With The Mummy cleaning up at the box office, director Lee Cronin is lining up future projects – but A Nightmare On Elm Street may have to wait.
Lee Cronin‘s had himself a really good weekend, with his latest film, the possessively titled Lee Cronin’s The Mummy, cleaning up at the box office (US $34 million global against a budget of $22 million, according to Box Office Mojo). That puts it on track to be a respectable hit, although perhaps not as big an earner as his previous film, 2023’s Evil Dead Rise, which netted US $147 million.
Nonetheless, it does put him in a good position when it comes to setting up future projects, and in a new interview over at Variety, Cronin shed some light on his upcoming slate – which may, fingers crossed, include a trip to Elm Street.
Before that, though, is his long-gestating film Box Of Bones, which Cronin has been developing since shortly after finishing his first film, 2019’s Irish folk horror, The Hole In The Ground. Details are scant, but the director says the project is “…really, really appealing to me — it’s kind of burning in my mind. So I’m sitting at my new desk in my new house, and I’m like, ‘Is this the thing that’s going to start polluting the desk?’”
Also coming up is Spiral, a television series co-created with Glenn Montgomery in conjunction with Blumhouse and Atomic Monster on, which I set in 1980s Ireland, the series is apparently “…dripping in folklore, repression and the strangeness of the Irish countryside.”
But there’s always the lure of franchise filmmaking, something Cronin has already engaged in with Evil Dead Rise. Asked what big name franchises he’d be keen to work on, Cronin named two New Line productions: The Lord Of The Rings (“That’s a world that I absolutely adore.”) and A Nightmare On Elm Street.
Now, that’s intriguing – It’s been 16 years since Freddy Kruger last menaced our screens in the 2010 remake of A Nightmare On Elm Street, and frankly nobody has really seemed to know what to do with the ol’ dream stalker since then. Cronin’s two for two when it comes to reinvigorating franchises, so him even mentioning A Nightmare On Elm Street piques our interest.
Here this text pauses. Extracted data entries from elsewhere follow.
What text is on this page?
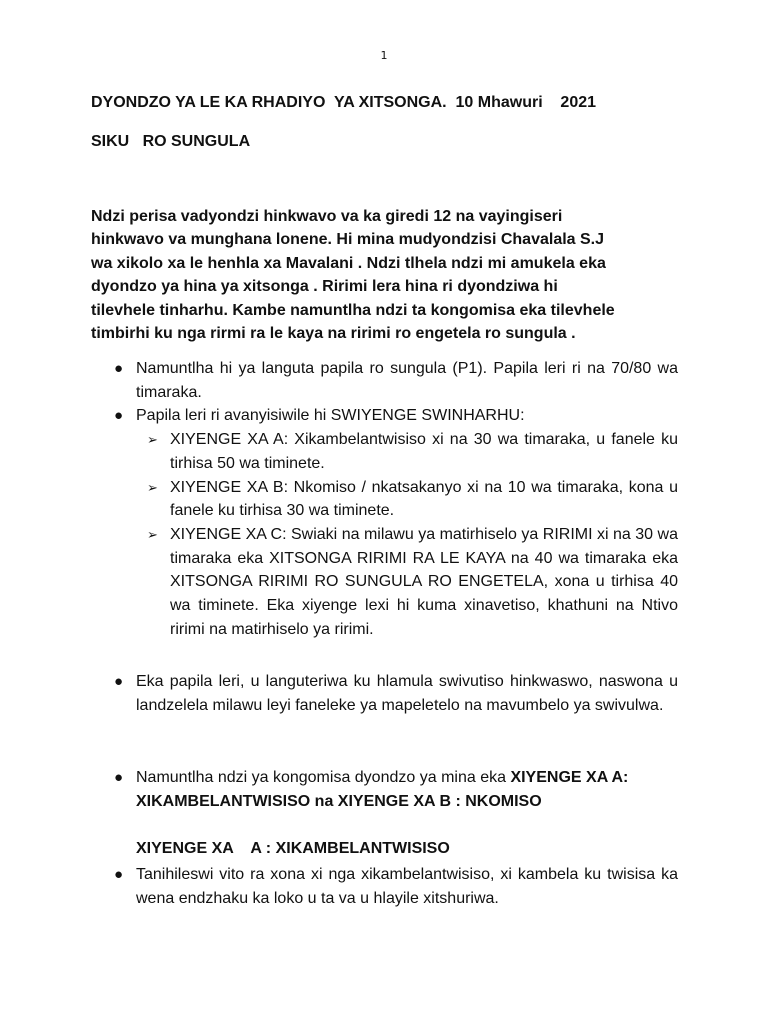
1
DYONDZO YA LE KA RHADIYO  YA XITSONGA.  10 Mhawuri    2021
SIKU   RO SUNGULA

Ndzi perisa vadyondzi hinkwavo va ka giredi 12 na vayingiseri

hinkwavo va munghana lonene. Hi mina mudyondzisi Chavalala S.J

wa xikolo xa le henhla xa Mavalani . Ndzi tlhela ndzi mi amukela eka

dyondzo ya hina ya xitsonga . Ririmi lera hina ri dyondziwa hi

tilevhele tinharhu. Kambe namuntlha ndzi ta kongomisa eka tilevhele

timbirhi ku nga rirmi ra le kaya na ririmi ro engetela ro sungula .

● Namuntlha hi ya languta papila ro sungula (P1). Papila leri ri na 70/80 wa timaraka.
● Papila leri ri avanyisiwile hi SWIYENGE SWINHARHU:
➢ XIYENGE XA A: Xikambelantwisiso xi na 30 wa timaraka, u fanele ku tirhisa 50 wa timinete.
➢ XIYENGE XA B: Nkomiso / nkatsakanyo xi na 10 wa timaraka, kona u fanele ku tirhisa 30 wa timinete.
➢ XIYENGE XA C: Swiaki na milawu ya matirhiselo ya RIRIMI xi na 30 wa timaraka eka XITSONGA RIRIMI RA LE KAYA na 40 wa timaraka eka XITSONGA RIRIMI RO SUNGULA RO ENGETELA, xona u tirhisa 40 wa timinete. Eka xiyenge lexi hi kuma xinavetiso, khathuni na Ntivo ririmi na matirhiselo ya ririmi.
● Eka papila leri, u languteriwa ku hlamula swivutiso hinkwaswo, naswona u landzelela milawu leyi faneleke ya mapeletelo na mavumbelo ya swivulwa.
● Namuntlha ndzi ya kongomisa dyondzo ya mina eka XIYENGE XA A:
XIKAMBELANTWISISO na XIYENGE XA B : NKOMISO
XIYENGE XA    A : XIKAMBELANTWISISO
● Tanihileswi vito ra xona xi nga xikambelantwisiso, xi kambela ku twisisa ka wena endzhaku ka loko u ta va u hlayile xitshuriwa.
But “mentioning” is pretty much all he does, noting that he’s get a few of his own projects to clear first.
“From a horror point of view, I would find it very hard not to have a swing at ol’ Freddy Krueger, because he haunted my nightmares throughout my entire childhood and still pops up about four times a year. But I actually think it’s unlikely that my next movie will be franchise adjacent – and that’s something that feels important to me right now.”
Still, fingers crossed – at least he’s thinking about it.